Well, the meeting began and some of us went outside and surrounded Ralph Stanley’s black limousine. When Stanley and his entourage came out they were quite flustered to see a group of people in wheelchairs, chanting WE WILL RIDE, blocking their way back to their offices. We held the vehicle till the cops arrived and as planned pulled off.

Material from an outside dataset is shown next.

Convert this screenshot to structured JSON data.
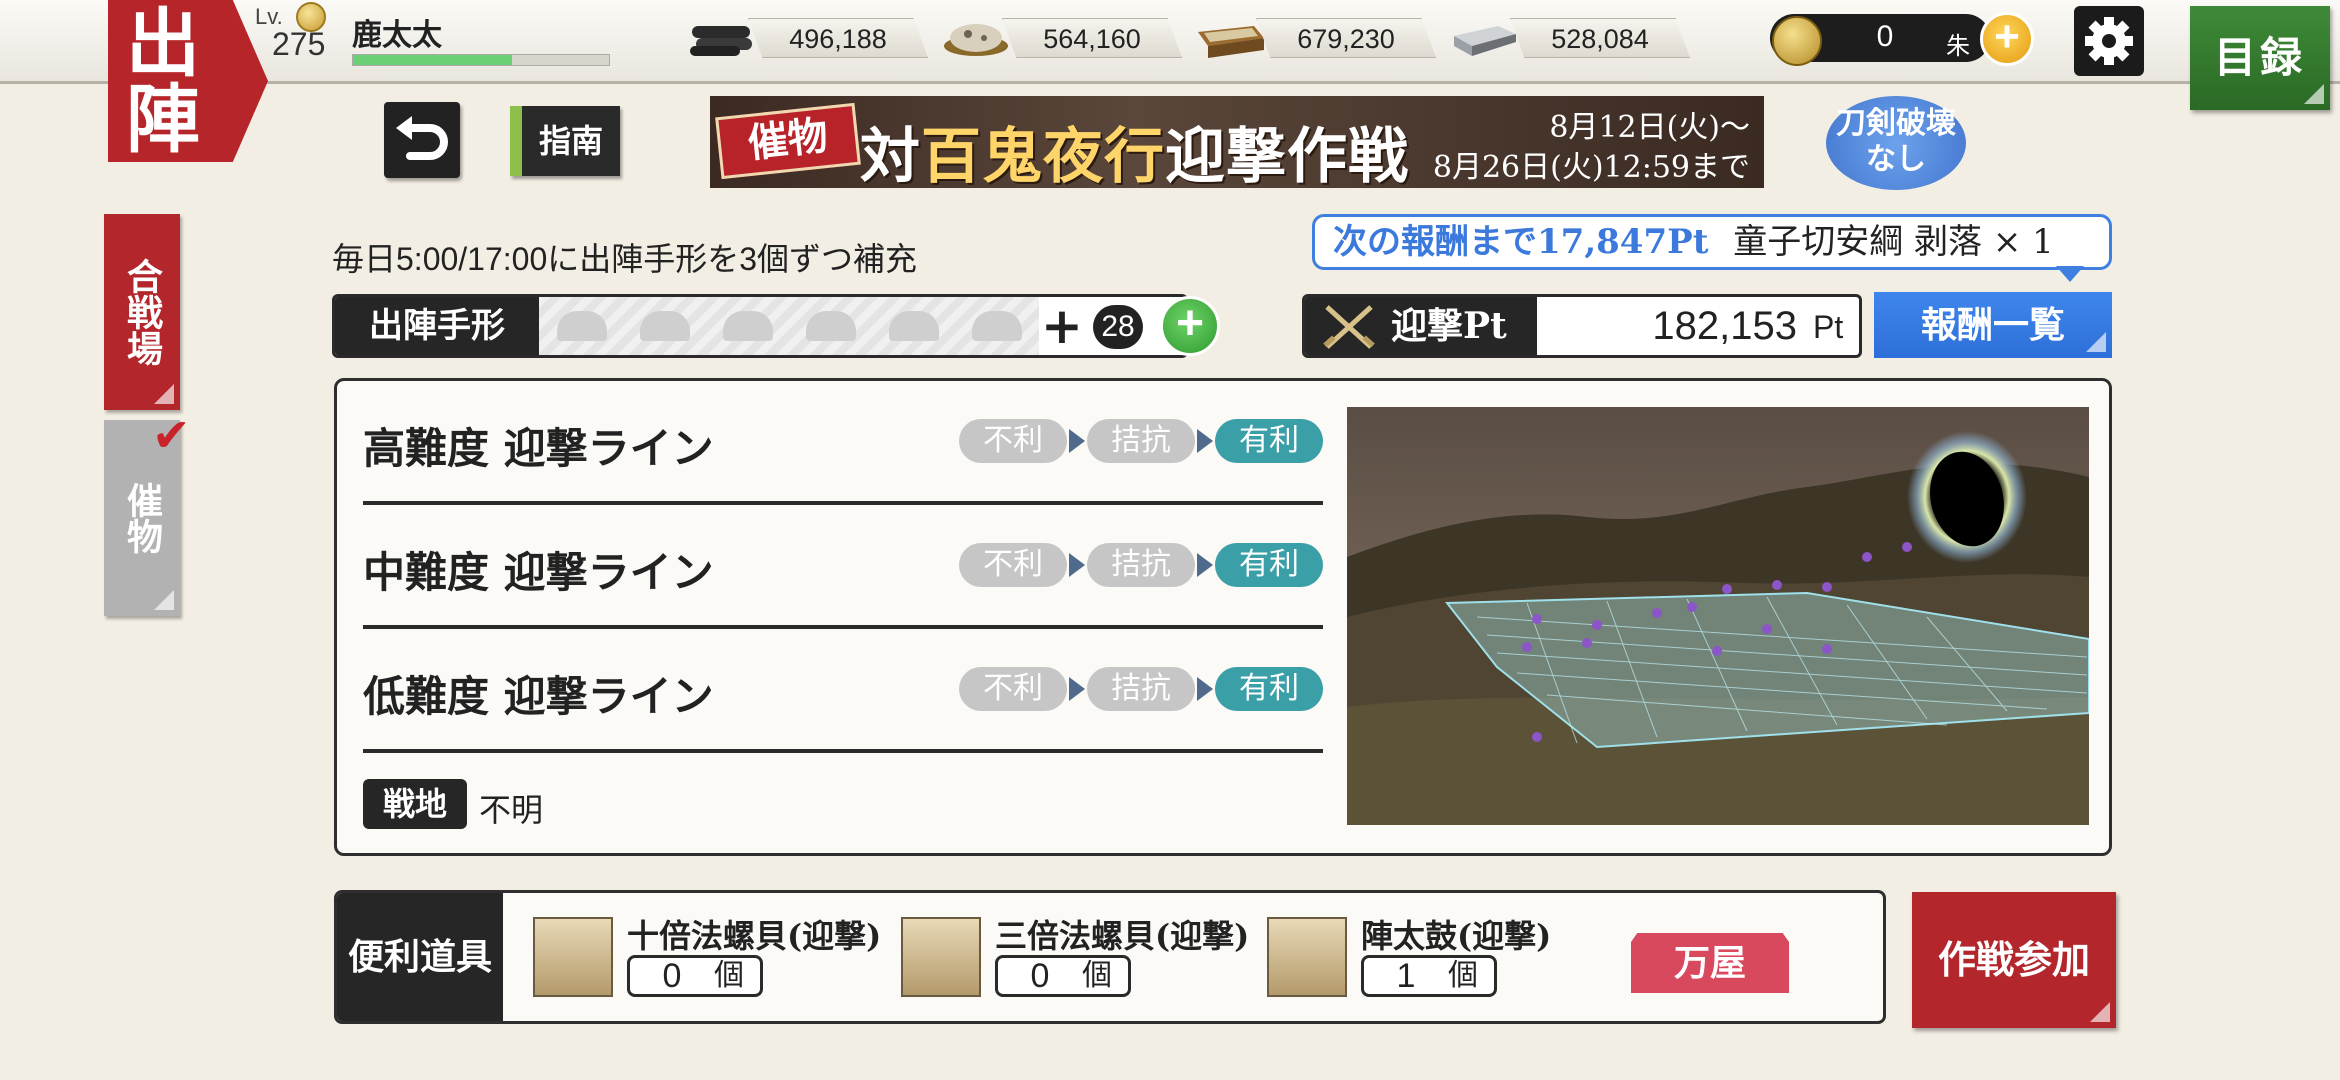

We decided not to get anyone arrested because the next day we would need all the folks for the protest at the American Public Transit Administration (APTA) Conference at the Washington DC Convention Center. I didn’t know what to expect. After the blocking of the limousine I got a good feel for the tactics of Direct Action but protesting at a huge building like the Convention Center seemed daunting.

After a night at the bar we got up early, ate breakfast at the “Kitcheteria” met in the very small lobby of the Harrington and headed to 9th and “H” NW, the Convention Center. We gathered on the corner about 2 blocks from the Convention Center to discuss final tactics. We knew which entrance they were going in from some “mole like” intelligence gotten from someone getting the APTA Conference packet. All I can remember now is following Mike Auberger through some wooden police barricades in a mad dash to the front door of the Convention Center. About 50-75 of us blocked all the doors and began chanting and knocking on the doors with our hands and spoons distributed by the leadership.

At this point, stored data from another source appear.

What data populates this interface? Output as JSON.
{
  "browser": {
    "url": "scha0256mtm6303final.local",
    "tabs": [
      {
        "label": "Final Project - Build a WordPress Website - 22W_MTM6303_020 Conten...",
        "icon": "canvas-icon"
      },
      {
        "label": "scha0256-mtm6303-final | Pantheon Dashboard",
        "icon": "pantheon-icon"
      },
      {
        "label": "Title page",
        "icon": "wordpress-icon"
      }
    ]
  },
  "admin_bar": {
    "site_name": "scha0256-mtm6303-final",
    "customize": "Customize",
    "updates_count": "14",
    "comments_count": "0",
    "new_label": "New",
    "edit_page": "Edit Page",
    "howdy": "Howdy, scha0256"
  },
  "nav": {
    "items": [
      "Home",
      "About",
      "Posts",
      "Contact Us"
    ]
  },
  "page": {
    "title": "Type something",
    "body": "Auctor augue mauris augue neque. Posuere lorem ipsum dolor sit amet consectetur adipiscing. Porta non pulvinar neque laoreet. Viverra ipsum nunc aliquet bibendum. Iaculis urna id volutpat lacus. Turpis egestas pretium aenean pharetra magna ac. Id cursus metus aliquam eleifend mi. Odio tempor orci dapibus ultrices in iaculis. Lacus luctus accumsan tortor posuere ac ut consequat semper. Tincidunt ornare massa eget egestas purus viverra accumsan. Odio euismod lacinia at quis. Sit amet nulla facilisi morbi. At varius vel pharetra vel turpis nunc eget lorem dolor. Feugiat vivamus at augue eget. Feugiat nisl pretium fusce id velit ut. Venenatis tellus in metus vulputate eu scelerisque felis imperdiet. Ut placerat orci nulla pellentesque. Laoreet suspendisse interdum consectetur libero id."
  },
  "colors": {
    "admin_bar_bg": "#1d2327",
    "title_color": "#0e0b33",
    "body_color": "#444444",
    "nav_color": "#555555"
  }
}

I felt a rush of excitement. The police were running around trying to stop us from getting to the doors. One redheaded woman with a motorized chair was grabbed and she was pulled up into a wheelie with her legs hitting the wooden police barricades. She cried out that her leg was broken. I was at the door and turned my head and saw Phil Caulkins. I didn’t know Phil at the time but he was to become a national leader in the disability community.

Out through another door came one of the attendants, handcuffed and being led away by three policemen around him. Somehow he had gotten inside and was arrested trying to hold the door open so the rest of us could get to the APTA members. We didn’t. After about an hour at the door the police started the long process of arrest. After saying over and over I wouldn’t, I couldn’t get arrested, I was. I learned a lot about organizing that day, I learned a lot about myself.

The other vivid memory I have of my first Action was not related to protesting but of friendship. I got very close to folks at the Harrington Hotel. I was impressed by the intensity and commitment of Shel Trapp.

Mike and Babs were to become good friends. Claude Holcombe, Rick James and I still joke about a nighttime roll we took in downtown DC.

Claude and Rick in motorized chairs, me in my manual. Found out Claude and Rick could be turned around whenever a pretty lady would pass us by. 1984 was a life-changing year for me. I learned the truth about the statement “Action Speaks Louder Than Words”. It changed my way of thinking about people, relationships and how best to bring about social change. It was a very good year.